Sanlian message board
The bookstore's message board

On the taxi ride back, I ask the taxi driver if he has ever visited Sanlian’s never-closed store. He shakes his head and questions why such a thing would exist. It’s a stark reminder that some do not have the luxury of lounging in a bookstore. Reality sinks in a little more when you read articles about China’s crackdown on bookshops and publishers, especially those in Hong Kong. You recall that one time when you tried to start a “Read-a-book-every-two-weeks” online book club, which dissolved with a whimper.
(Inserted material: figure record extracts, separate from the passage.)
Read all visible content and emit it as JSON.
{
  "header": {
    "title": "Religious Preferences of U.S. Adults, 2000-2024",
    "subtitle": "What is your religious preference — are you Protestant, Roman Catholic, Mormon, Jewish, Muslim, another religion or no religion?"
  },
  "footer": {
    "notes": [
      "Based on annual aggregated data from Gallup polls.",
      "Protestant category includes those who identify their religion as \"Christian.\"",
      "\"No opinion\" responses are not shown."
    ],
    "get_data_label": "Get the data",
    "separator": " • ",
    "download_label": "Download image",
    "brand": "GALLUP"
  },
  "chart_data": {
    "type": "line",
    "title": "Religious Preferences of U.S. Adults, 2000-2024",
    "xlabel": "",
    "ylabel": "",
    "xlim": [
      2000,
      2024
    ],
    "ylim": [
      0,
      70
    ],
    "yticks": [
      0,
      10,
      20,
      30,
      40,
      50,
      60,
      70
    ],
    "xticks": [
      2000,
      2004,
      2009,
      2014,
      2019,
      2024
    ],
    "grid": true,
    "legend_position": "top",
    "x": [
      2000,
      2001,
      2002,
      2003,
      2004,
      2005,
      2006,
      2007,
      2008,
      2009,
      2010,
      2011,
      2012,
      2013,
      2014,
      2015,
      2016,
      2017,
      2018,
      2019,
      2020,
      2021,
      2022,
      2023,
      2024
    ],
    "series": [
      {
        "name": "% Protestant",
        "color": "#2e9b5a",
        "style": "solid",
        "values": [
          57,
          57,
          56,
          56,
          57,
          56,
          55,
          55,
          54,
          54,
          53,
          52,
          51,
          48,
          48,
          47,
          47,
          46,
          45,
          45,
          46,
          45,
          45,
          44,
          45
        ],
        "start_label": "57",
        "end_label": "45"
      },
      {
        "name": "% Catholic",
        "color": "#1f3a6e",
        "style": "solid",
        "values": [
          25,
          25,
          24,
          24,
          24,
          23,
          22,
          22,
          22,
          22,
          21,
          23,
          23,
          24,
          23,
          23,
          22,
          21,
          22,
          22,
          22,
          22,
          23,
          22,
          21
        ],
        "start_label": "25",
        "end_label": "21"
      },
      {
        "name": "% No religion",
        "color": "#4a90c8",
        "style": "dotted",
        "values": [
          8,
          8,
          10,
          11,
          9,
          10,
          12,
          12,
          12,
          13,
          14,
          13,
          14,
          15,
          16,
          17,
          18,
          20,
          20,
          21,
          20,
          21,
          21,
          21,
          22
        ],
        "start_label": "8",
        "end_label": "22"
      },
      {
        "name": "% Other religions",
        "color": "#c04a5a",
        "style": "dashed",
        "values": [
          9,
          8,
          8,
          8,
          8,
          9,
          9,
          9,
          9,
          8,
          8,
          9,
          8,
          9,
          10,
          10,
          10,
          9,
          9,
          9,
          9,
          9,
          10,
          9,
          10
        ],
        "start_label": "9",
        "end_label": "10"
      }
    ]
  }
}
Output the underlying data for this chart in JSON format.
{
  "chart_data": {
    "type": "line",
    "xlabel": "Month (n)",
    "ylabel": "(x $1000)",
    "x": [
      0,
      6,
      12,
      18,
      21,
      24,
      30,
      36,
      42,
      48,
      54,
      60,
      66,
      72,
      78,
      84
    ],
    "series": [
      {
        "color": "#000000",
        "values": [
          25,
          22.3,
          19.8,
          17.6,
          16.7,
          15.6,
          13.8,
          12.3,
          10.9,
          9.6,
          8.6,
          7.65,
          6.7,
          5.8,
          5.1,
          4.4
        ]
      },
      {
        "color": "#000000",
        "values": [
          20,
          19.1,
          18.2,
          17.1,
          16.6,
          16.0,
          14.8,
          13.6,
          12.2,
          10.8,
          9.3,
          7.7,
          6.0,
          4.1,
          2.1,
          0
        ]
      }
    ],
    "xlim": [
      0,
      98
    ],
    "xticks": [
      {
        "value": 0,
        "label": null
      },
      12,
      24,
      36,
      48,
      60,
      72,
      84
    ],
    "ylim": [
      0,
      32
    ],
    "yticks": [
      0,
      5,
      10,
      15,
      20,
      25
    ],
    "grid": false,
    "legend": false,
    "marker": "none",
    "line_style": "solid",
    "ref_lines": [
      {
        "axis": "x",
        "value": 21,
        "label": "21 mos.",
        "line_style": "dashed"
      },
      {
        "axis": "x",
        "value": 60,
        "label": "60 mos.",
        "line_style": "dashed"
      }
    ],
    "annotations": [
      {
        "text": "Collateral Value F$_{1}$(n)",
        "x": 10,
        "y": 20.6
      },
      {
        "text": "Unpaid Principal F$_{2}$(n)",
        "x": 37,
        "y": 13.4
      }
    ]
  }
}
But in the moment before those thoughts harden, you imagine yourself back in that reader’s paradise. Maybe the college student reading on the stairs because all the desks have been taken up could be the one to write the next great Chinese novel. Maybe it could even be you. Maybe these 24-hour bookstores will flourish in China, and the literary scene will rival that of Paris in the 1920s. Staying in that moment, you turn the page. Maybe Chinese literature is already flourishing, but we don’t appreciate it because Western exposure is mediated by political incentives to only promote works that criticize Chinese society. But maybe Chinese society should recognize that many of these criticisms are legitimate. Maybe both of those previous sentences can be true at the some time, and more people will read more books and embrace more competing viewpoints. And in that moment, you hope the book ends with people seeing that the truth is not found through closing ourselves in a bubble but rather by opening ourselves up to a bubble bath of books.

The moment lingers.


i http://www.cnn.com/2014/11/23/world/asia/taiwan-bookstores/

*​Jeffrey Ding is a senior from Iowa City, Iowa, studying political science, economics, and Asian languages and literatures at the University of Iowa. He spent last fall in Beijing, China, on the CIEE Advanced Chinese Studies program and continues to live there this semester as he pursues an internship funded by a Boren Scholarship.